HC Deb 27 February 1919 vol 112 cc1992-3W
Viscount WOLMER

asked the Secretary of State for India (l) whether a British Service officer appointed on the staff of an Indian formation of the Mesopotamian Expeditionary Force receives only British rates of pay, whilst an Indian Army officer appointed to a British formation also only gets British rates of pay; and why such expedients are adopted to reduce the pay of officers serving in more arduous, unhealthy, and dangerous fields than that which falls to the lot of the Army in India; and (2) why British officers serving in India have their pay reduced on proceeding to the Mesopotamian Expeditionary Force?

Captain GUEST

I have been asked to answer these questions.
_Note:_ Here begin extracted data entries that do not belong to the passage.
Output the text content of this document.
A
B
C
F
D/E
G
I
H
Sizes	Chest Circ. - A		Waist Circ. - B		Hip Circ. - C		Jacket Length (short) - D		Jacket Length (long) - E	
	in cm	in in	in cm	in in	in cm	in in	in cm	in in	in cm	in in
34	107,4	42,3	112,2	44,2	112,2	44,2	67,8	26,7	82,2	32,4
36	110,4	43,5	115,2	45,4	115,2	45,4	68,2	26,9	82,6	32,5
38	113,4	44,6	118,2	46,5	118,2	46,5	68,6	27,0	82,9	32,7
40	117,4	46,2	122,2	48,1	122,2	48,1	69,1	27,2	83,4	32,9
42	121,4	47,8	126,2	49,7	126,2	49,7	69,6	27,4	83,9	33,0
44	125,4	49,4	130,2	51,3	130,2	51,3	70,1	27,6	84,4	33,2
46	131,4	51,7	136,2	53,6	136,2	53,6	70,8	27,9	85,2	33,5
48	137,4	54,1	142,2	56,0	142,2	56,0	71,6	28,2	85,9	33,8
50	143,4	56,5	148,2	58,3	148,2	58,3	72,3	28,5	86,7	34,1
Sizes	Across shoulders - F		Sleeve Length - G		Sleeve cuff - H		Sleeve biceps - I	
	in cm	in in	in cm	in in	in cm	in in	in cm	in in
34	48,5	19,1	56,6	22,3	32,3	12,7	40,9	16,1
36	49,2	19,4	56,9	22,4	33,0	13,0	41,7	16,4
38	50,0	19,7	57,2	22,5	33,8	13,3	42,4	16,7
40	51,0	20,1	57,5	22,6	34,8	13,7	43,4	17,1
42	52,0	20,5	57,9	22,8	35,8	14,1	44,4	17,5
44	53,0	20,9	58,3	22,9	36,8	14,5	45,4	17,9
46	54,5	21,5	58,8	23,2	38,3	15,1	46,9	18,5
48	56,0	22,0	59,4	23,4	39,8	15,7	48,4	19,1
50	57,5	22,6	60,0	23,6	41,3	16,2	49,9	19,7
A British Service officer who was not in India on the 4th August, 1914, and therefore was not promised that he should retain his Indian pay, draws the British rate of Staff pay if appointed to an Indian formation. An Indian Army officer appointed to a British Staff draws the British rate, or may retain the Indian rate of his substantive appointment if more advantageous. In neither case is there any reduction of an officer's existing emoluments. These decisions have been arrived at after the fullest consideration of the difficulties arising from the clashing of the British and Indian pay codes in mixed forces in the various theatres of war. As regards my Noble Friend's second question, the rate of pay of British regimental officers is at identical Indian rates whether serving in India or Mesopotamia.